Sperry has grown from $150 million in 2008 to $155 million in 2009 and stands at $179 million for the trailing twelve months. That represents a CAGR of 12.5%. Craig Reingold , president of Sperry, said the brand is successfully expanding beyond its core boat shoe business into more fashion and trend-driven product, driving substantial growth in women's business and men's casual.  The women's business has grown from 15% to 20% of the total business three years ago to over half this fall.  Sperry’s fall business will represent 45% to 48% of its sales, up from 30% traditionally. Non-boat shoes represent over 50% of its mix now. The brand has particularly benefited from landing in accounts such as Bergdorf, J. Crew and West Marine.

Sperry is also focusing on more innovative performance product through its Advanced Water Technology platform.

Five U.S.-based Sperry Top-Sider stores opened to date are exceeding expectations. Sperry is looking for international to expand from 4% of its business currently to 9% by 2013.

Keds' sales fell from $87 million in 2008 to $69 million in 2009 as product and distribution were eliminated that was inconsistent with its brand positioning. Revenues somewhat recovered to $76 million for the trailing twelve months.

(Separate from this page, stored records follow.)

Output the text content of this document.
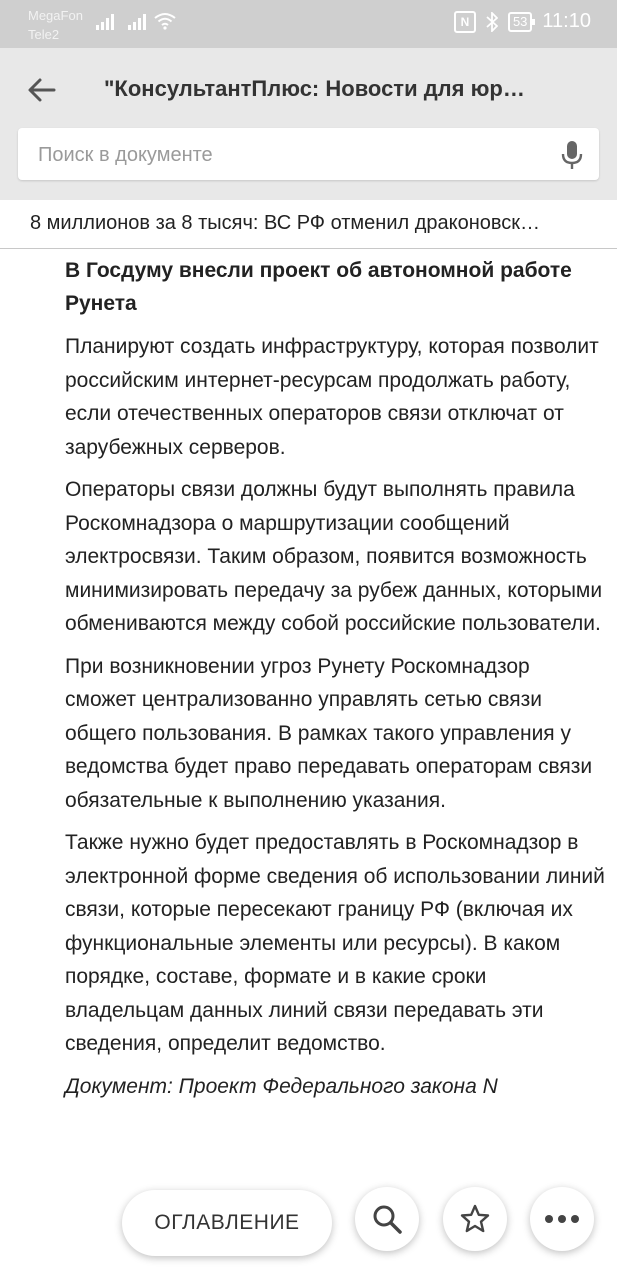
MegaFon
Tele2
N	53 11:10
"КонсультантПлюс: Новости для юр…
Поиск в документе
8 миллионов за 8 тысяч: ВС РФ отменил драконовск…
В Госдуму внесли проект об автономной работе Рунета

Планируют создать инфраструктуру, которая позволит российским интернет-ресурсам продолжать работу, если отечественных операторов связи отключат от зарубежных серверов.

Операторы связи должны будут выполнять правила Роскомнадзора о маршрутизации сообщений электросвязи. Таким образом, появится возможность минимизировать передачу за рубеж данных, которыми обмениваются между собой российские пользователи.

При возникновении угроз Рунету Роскомнадзор сможет централизованно управлять сетью связи общего пользования. В рамках такого управления у ведомства будет право передавать операторам связи обязательные к выполнению указания.

Также нужно будет предоставлять в Роскомнадзор в электронной форме сведения об использовании линий связи, которые пересекают границу РФ (включая их функциональные элементы или ресурсы). В каком порядке, составе, формате и в какие сроки владельцам данных линий связи передавать эти сведения, определит ведомство.

Документ: Проект Федерального закона N

ОГЛАВЛЕНИЕ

Kristin Kohler Burrows, president of Keds Group, said the brand has benefited from repositioning around its Champion silhouette, focusing more on the Millennials, and gaining access to premium accounts such as Barneys, Neiman Marcus and Saks through collaborations.  Keds is also in 200 Gap stores. The brand will look to extend Keds sports collections by contemporizing its core models and introducing toning. International growth is projected to expand from 19% of the brand's sales to 23% by 2013.

The Stride Rite's Children's Group has seen sales slide from $333 million in 2008 to $322 million in 2009 and to $319 million for the trailing twelve months. Sharon John, president of The Stride Rite Children's Group, said the division is focused on stabilizing the business.

Overall, Collective is 17% wholesale currently and 83% retail as a corporation. By 2013, it expects to be 24% wholesale and 76% retail.